Peggy McIntosh Quotes: - I was taught to see racism only in individual acts of meanness, not in. I can take a job with an affirmative action employer without having co-workers on the job suspect that I got it because of race. White Privilege: Unpacking the Invisible Knapsack by. I can go home from most meetings of organizations I belong to feeling somewhat tied in, rather than isolated, out-of-place, outnumbered unheard, held at a distance, or feared. I can be pretty sure that if I ask to talk to “the person in charge”, I will be facing a person of my race.

I do not have to be concerned about others accusing me of “playing the race card” if I object to an injustice. I can choose public accommodations, restaurants, or coffee shops without fearing that people of my race cannot get in or will be mistreated in the places I have chosen.

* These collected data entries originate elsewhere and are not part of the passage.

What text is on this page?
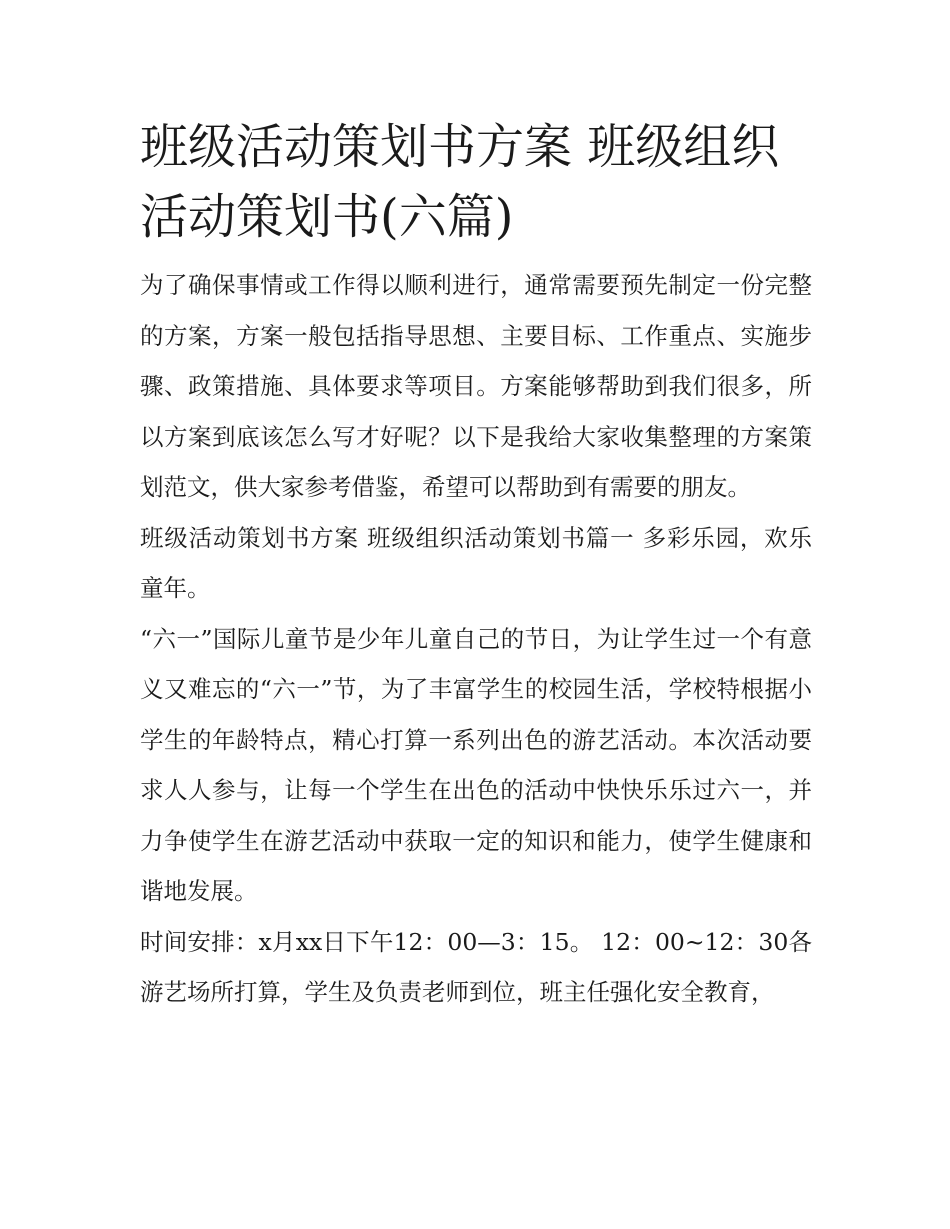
班级活动策划书方案 班级组织活动策划书(六篇)

为了确保事情或工作得以顺利进行，通常需要预先制定一份完整的方案，方案一般包括指导思想、主要目标、工作重点、实施步骤、政策措施、具体要求等项目。方案能够帮助到我们很多，所以方案到底该怎么写才好呢？以下是我给大家收集整理的方案策划范文，供大家参考借鉴，希望可以帮助到有需要的朋友。

班级活动策划书方案 班级组织活动策划书篇一 多彩乐园，欢乐童年。

“六一”国际儿童节是少年儿童自己的节日，为让学生过一个有意义又难忘的“六一”节，为了丰富学生的校园生活，学校特根据小学生的年龄特点，精心打算一系列出色的游艺活动。本次活动要求人人参与，让每一个学生在出色的活动中快快乐乐过六一，并力争使学生在游艺活动中获取一定的知识和能力，使学生健康和谐地发展。

时间安排：x月xx日下午12：00—3：15。 12：00~12：30各游艺场所打算，学生及负责老师到位，班主任强化安全教育，
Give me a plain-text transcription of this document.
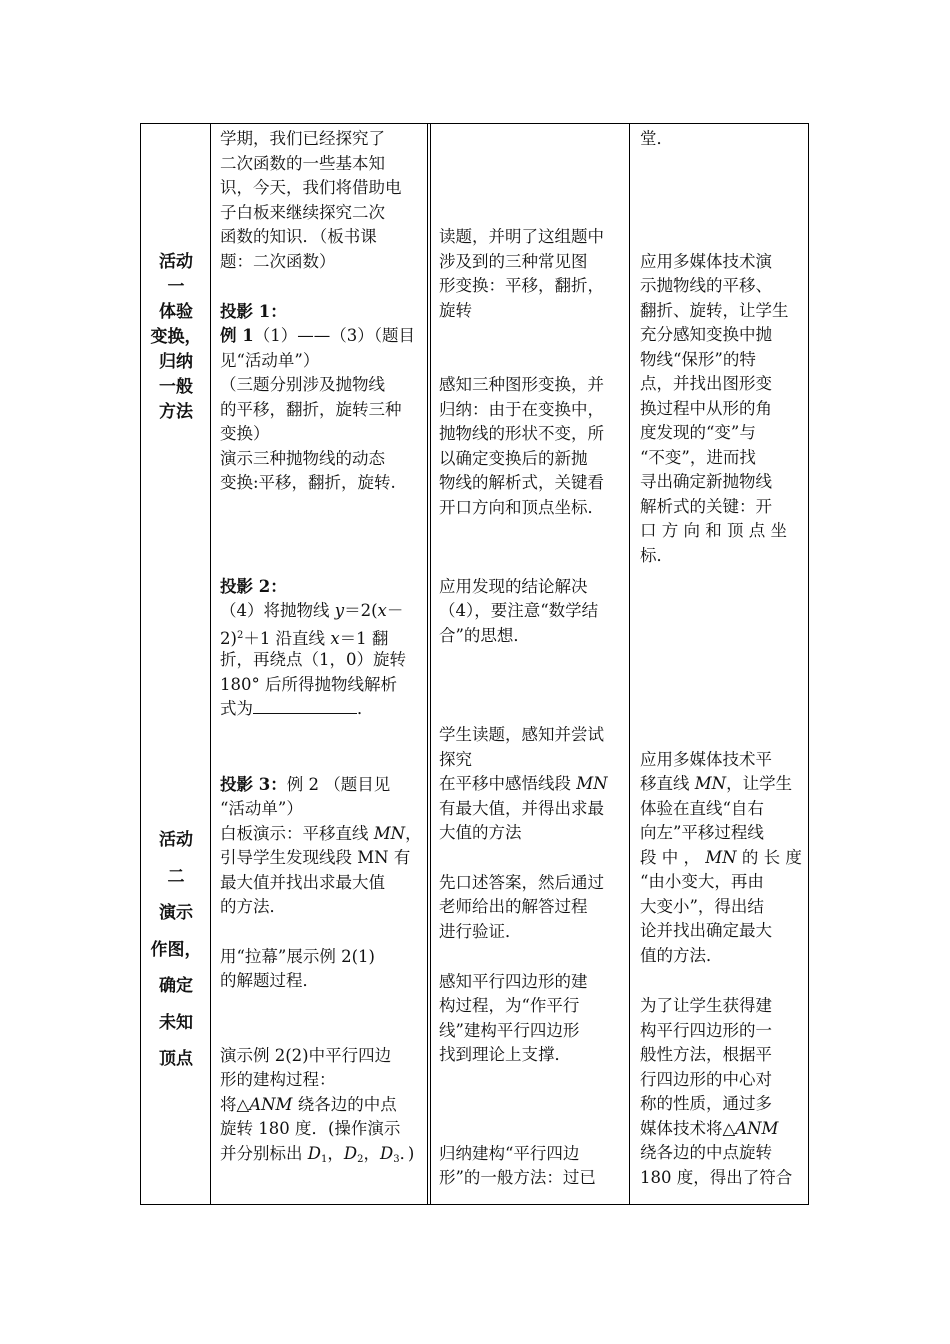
活动
一
体验
变换，
归纳
一般
方法
活动
二
演示
作图，
确定
未知
顶点
学期，我们已经探究了
二次函数的一些基本知
识，今天，我们将借助电
子白板来继续探究二次
函数的知识．（板书课
题：二次函数）
投影 1：
例 1（1）——（3）（题目
见“活动单”）
（三题分别涉及抛物线
的平移，翻折，旋转三种
变换）
演示三种抛物线的动态
变换:平移，翻折，旋转.
投影 2：
（4）将抛物线 y＝2(x－
2)$^2$＋1 沿直线 x＝1 翻
折，再绕点（1，0）旋转
180° 后所得抛物线解析
式为	．
投影 3：例 2 （题目见
“活动单”）
白板演示：平移直线 MN，
引导学生发现线段 MN 有
最大值并找出求最大值
的方法．
用“拉幕”展示例 2(1)
的解题过程．
演示例 2(2)中平行四边
形的建构过程：
将△ANM 绕各边的中点
旋转 180 度．(操作演示
并分别标出 $D_1$，$D_2$，$D_3$．)
读题，并明了这组题中
涉及到的三种常见图
形变换：平移，翻折，
旋转
感知三种图形变换，并
归纳：由于在变换中，
抛物线的形状不变，所
以确定变换后的新抛
物线的解析式，关键看
开口方向和顶点坐标．
应用发现的结论解决
（4），要注意“数学结
合”的思想．
学生读题，感知并尝试
探究
在平移中感悟线段 MN
有最大值，并得出求最
大值的方法
先口述答案，然后通过
老师给出的解答过程
进行验证．
感知平行四边形的建
构过程，为“作平行
线”建构平行四边形
找到理论上支撑．
归纳建构“平行四边
形”的一般方法：过已
堂．
应用多媒体技术演
示抛物线的平移、
翻折、旋转，让学生
充分感知变换中抛
物线“保形”的特
点，并找出图形变
换过程中从形的角
度发现的“变”与
“不变”，进而找
寻出确定新抛物线
解析式的关键：开
口 方 向 和 顶 点 坐
标．
应用多媒体技术平
移直线 MN，让学生
体验在直线“自右
向左”平移过程线
段 中 ， MN 的 长 度
“由小变大，再由
大变小”，得出结
论并找出确定最大
值的方法．
为了让学生获得建
构平行四边形的一
般性方法，根据平
行四边形的中心对
称的性质，通过多
媒体技术将△ANM
绕各边的中点旋转
180 度，得出了符合
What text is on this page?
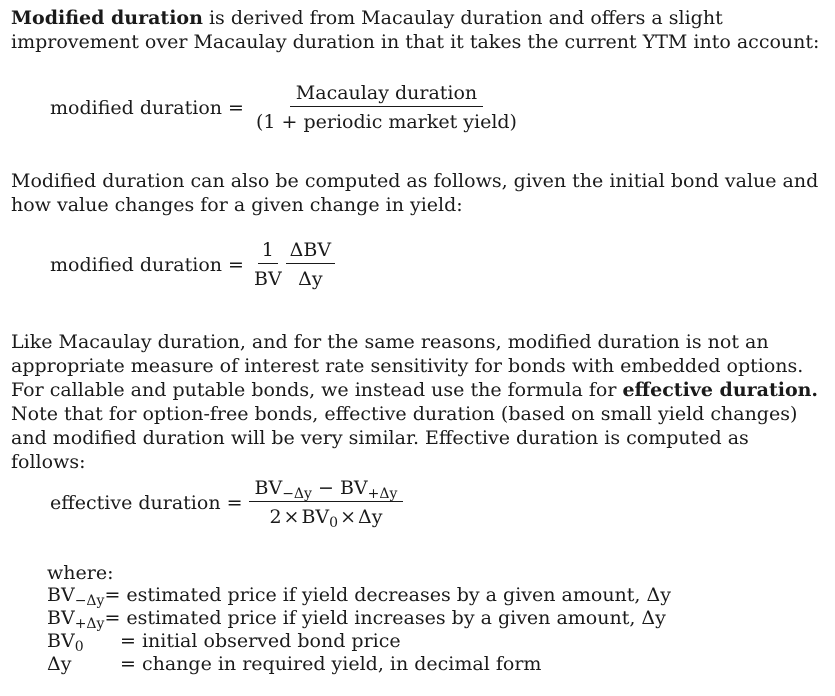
Modified duration is derived from Macaulay duration and offers a slight improvement over Macaulay duration in that it takes the current YTM into account:

modified duration = $\frac{\text{Macaulay duration}}{\text{(1 + periodic market yield)}}$

Modified duration can also be computed as follows, given the initial bond value and how value changes for a given change in yield:

modified duration = $\frac{1}{BV} \frac{\text{ΔBV}}{\Delta y}$

Like Macaulay duration, and for the same reasons, modified duration is not an appropriate measure of interest rate sensitivity for bonds with embedded options. For callable and putable bonds, we instead use the formula for effective duration. Note that for option-free bonds, effective duration (based on small yield changes) and modified duration will be very similar. Effective duration is computed as follows:

effective duration = $\frac{BV_{-\Delta y} - BV_{+\Delta y}}{2 \times BV_0 \times \Delta y}$
where:
$BV_{-\Delta y}$ = estimated price if yield decreases by a given amount, Δy
$BV_{+\Delta y}$ = estimated price if yield increases by a given amount, Δy
$BV_0$	= initial observed bond price
Δy	= change in required yield, in decimal form
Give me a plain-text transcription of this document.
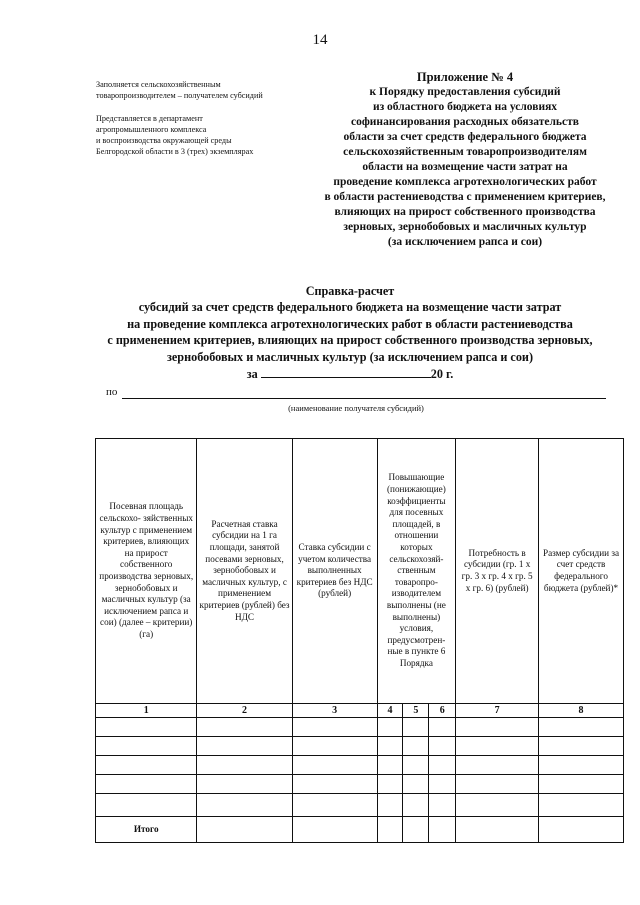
14
Заполняется сельскохозяйственным
товаропроизводителем – получателем субсидий
Представляется в департамент
агропромышленного комплекса
и воспроизводства окружающей среды
Белгородской области в 3 (трех) экземплярах
Приложение № 4
к Порядку предоставления субсидий
из областного бюджета на условиях
софинансирования расходных обязательств
области за счет средств федерального бюджета
сельскохозяйственным товаропроизводителям
области на возмещение части затрат на
проведение комплекса агротехнологических работ
в области растениеводства с применением критериев,
влияющих на прирост собственного производства
зерновых, зернобобовых и масличных культур
(за исключением рапса и сои)
Справка-расчет
субсидий за счет средств федерального бюджета на возмещение части затрат
на проведение комплекса агротехнологических работ в области растениеводства
с применением критериев, влияющих на прирост собственного производства зерновых,
зернобобовых и масличных культур (за исключением рапса и сои)
за	20 г.
по
(наименование получателя субсидий)
Посевная площадь сельскохо- зяйственных культур с применением критериев, влияющих на прирост собственного производства зерновых, зернобобовых и масличных культур (за исключением рапса и сои) (далее – критерии) (га)	Расчетная ставка субсидии на 1 га площади, занятой посевами зерновых, зернобобовых и масличных культур, с применением критериев (рублей) без НДС	Ставка субсидии с учетом количества выполненных критериев без НДС (рублей)	Повышающие (понижающие) коэффициенты для посевных площадей, в отношении которых сельскохозяй- ственным товаропро- изводителем выполнены (не выполнены) условия, предусмотрен- ные в пункте 6 Порядка			Потребность в субсидии (гр. 1 х гр. 3 х гр. 4 х гр. 5 х гр. 6) (рублей)	Размер субсидии за счет средств федерального бюджета (рублей)*
1	2	3	4	5	6	7	8

Итого							
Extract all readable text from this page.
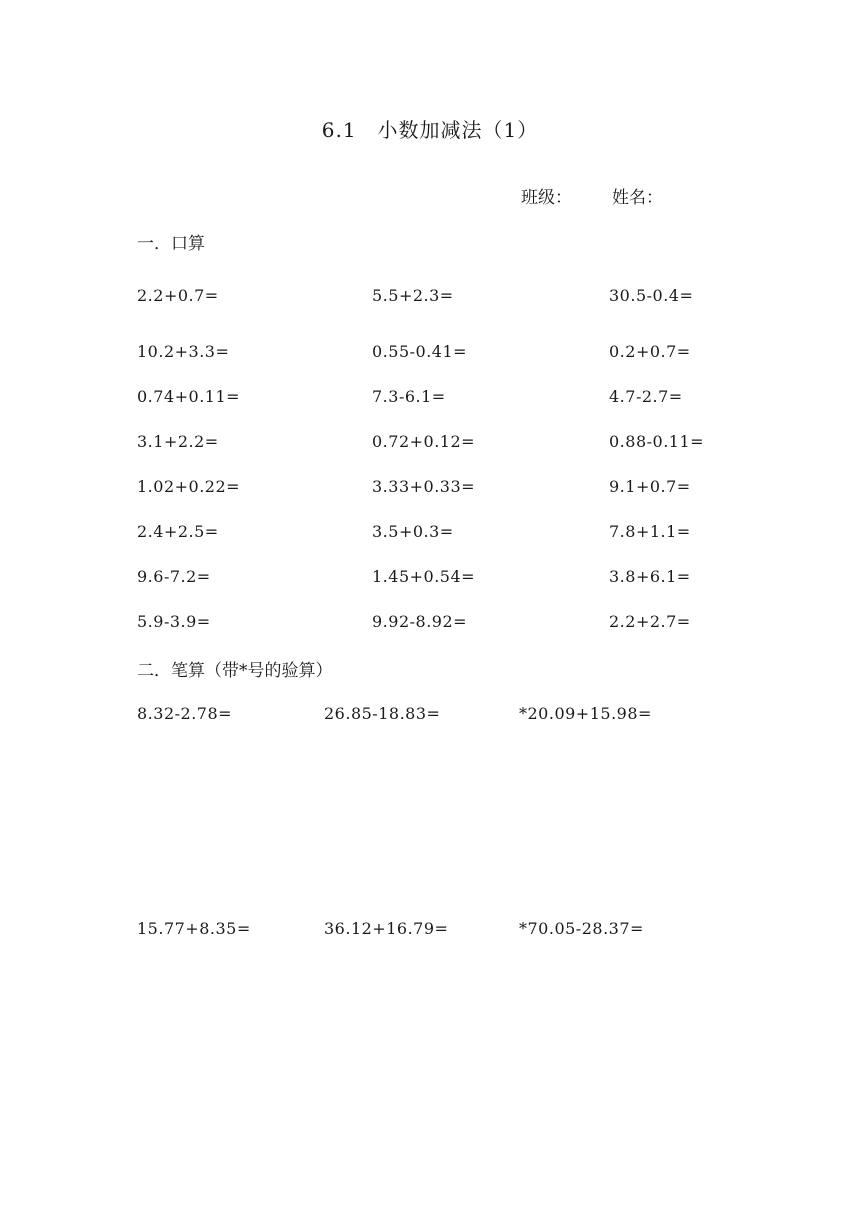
6.1　小数加减法（1）
班级： 姓名：
一．口算
2.2+0.7=	5.5+2.3=	30.5-0.4=
10.2+3.3=	0.55-0.41=	0.2+0.7=
0.74+0.11=	7.3-6.1=	4.7-2.7=
3.1+2.2=	0.72+0.12=	0.88-0.11=
1.02+0.22=	3.33+0.33=	9.1+0.7=
2.4+2.5=	3.5+0.3=	7.8+1.1=
9.6-7.2=	1.45+0.54=	3.8+6.1=
5.9-3.9=	9.92-8.92=	2.2+2.7=
二．笔算（带*号的验算）
8.32-2.78=	26.85-18.83=	*20.09+15.98=
15.77+8.35=	36.12+16.79=	*70.05-28.37=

If a traffic cop pulls me over, I can be sure I haven’t been singled out because of my race. In the late 1960s, civil rights activists, social workers, and educators began using a variety of techniques (encounter groups, classroom curricula, t groups, small group discussions, and sensitivity training) designed to break through whites’ wall of denial. In the words of McIntosh, White privilege is like an invisible weightless knapsack of special provisions, maps, passports, codebooks, visas, clothes, tools, and blank checks. I am never asked to speak for all the people of my racial group. Unpacking the Invisible Knapsack For the purposes of this article we are looking at the academic work entitled The Invisible Knapsack by Peggy McIntosh. I can do well in a challenging situation without being called a credit to my race. I can swear or dress in second hand clothes, or not answer letters, without having people attribute these choices to the bad morals, the poverty, illiteracy or poor education of my race. I can arrange to protect my children most of the time from people who might not like them. When I or my children are told about our national heritage or about “civilization”, I am shown that people of my color made it what it is. If I should need to move, I can be pretty sure of renting or purchasing housing in an area which I can afford and in which I would want to live. I can, if I wish, arrange to be in the company of people of my race most of the time. Peggy McIntoshĪs white people, we are able to live our lives without confronting the advantages and privileges that come to us just by virtue of the color of our skin…privileges we have regardless of education, socioeconomic status or even gender. I think whites are carefully taught not to recognise white privilege, as males are taught. Adaptation of “Unpacking the Invisible Backpack” by Dr. White Privilege: Unpacking the Invisible Backpack Peggy McIntosh.